Eso fui. Trabajé como una mula, pero solamente allí, en eso que era
presente y desapareció como un despegue, convirtiéndose mágicamente
en huella. Aprendí definitivamente los colores, me adueñé del insomnio,
lo llené de memoria y puse amor en cada parpadeo.
Eso fui en los umbrales del futuro, inventándolo todo, lustrando los
deseos, creyendo que servían, y claro que servían, y me puse a soñar lo
que se sueña cuando el olor a lluvia nos limpia la conciencia.
Eso fui, castigado y sin clemencia, laureado y sin excusas, de peor a
mejor y viceversa. Desierto sin oasis.

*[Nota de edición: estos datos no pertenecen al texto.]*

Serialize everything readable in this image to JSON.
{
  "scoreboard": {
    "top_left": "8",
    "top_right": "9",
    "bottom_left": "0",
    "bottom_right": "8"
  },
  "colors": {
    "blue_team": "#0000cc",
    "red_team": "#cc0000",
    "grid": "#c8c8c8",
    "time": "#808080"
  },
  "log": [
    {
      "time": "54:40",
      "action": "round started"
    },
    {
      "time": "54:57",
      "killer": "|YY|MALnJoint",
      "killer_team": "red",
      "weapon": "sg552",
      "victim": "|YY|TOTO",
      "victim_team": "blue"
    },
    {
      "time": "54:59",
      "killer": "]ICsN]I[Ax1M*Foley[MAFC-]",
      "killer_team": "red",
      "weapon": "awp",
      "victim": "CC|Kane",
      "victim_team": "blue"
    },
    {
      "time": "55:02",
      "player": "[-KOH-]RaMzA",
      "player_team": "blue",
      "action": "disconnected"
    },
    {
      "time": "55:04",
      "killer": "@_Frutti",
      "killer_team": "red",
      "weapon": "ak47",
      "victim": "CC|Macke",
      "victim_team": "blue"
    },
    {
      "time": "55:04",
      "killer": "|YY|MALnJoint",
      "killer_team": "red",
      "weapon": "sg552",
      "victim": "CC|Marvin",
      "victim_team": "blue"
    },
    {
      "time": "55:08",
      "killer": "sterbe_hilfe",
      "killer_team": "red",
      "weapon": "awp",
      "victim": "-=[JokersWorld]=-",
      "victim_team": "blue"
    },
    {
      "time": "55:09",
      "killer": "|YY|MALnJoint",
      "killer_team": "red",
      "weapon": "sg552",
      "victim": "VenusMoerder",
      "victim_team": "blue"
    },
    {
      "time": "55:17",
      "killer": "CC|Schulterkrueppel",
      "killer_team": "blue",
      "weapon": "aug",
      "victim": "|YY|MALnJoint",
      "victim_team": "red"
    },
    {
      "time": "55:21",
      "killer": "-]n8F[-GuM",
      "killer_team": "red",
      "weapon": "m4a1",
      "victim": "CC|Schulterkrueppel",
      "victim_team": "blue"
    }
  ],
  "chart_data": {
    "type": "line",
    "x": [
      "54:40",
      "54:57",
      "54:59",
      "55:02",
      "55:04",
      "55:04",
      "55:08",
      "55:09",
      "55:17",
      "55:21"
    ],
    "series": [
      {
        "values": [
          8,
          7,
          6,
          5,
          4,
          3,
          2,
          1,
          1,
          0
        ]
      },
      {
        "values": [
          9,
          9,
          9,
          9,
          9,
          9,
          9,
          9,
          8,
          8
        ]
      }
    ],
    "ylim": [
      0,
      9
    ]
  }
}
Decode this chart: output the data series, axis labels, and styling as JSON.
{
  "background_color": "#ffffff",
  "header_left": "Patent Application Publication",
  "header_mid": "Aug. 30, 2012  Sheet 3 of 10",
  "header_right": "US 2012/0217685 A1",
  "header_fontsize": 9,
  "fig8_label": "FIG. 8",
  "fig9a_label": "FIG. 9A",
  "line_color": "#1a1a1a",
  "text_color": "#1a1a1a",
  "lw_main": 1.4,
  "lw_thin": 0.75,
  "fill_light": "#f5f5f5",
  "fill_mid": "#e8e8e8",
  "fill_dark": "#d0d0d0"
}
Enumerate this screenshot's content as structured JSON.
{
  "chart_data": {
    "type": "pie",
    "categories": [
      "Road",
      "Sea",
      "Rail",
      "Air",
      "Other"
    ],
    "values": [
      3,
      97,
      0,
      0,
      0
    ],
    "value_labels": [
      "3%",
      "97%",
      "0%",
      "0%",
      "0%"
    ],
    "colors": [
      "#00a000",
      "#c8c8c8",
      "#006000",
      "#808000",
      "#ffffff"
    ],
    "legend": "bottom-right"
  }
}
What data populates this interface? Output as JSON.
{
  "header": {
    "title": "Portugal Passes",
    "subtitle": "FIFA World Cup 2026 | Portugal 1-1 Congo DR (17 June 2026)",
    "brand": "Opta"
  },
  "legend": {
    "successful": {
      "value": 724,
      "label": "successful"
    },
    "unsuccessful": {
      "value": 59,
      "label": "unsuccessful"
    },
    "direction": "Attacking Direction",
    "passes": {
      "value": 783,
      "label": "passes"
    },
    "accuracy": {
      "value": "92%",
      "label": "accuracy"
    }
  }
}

Albufera.
Y pensar que todo estaba allí, lo que vendría, lo que se negaba a
concurrir, los angustiosos lapsos de la espera, el desengaño en cuotas,
la alegría ficticia, el regocijo a prueba, lo que iba a ser verdad, la
riqueza virtual de mi pretérito.
Resumiendo: el porvenir de mi pasado tiene mucho a gozar, a sufrir, a
corregir, a mejorar, a olvidar, a descifrar, y sobre todo a guardarlo en el
alma como reducto de última confianza.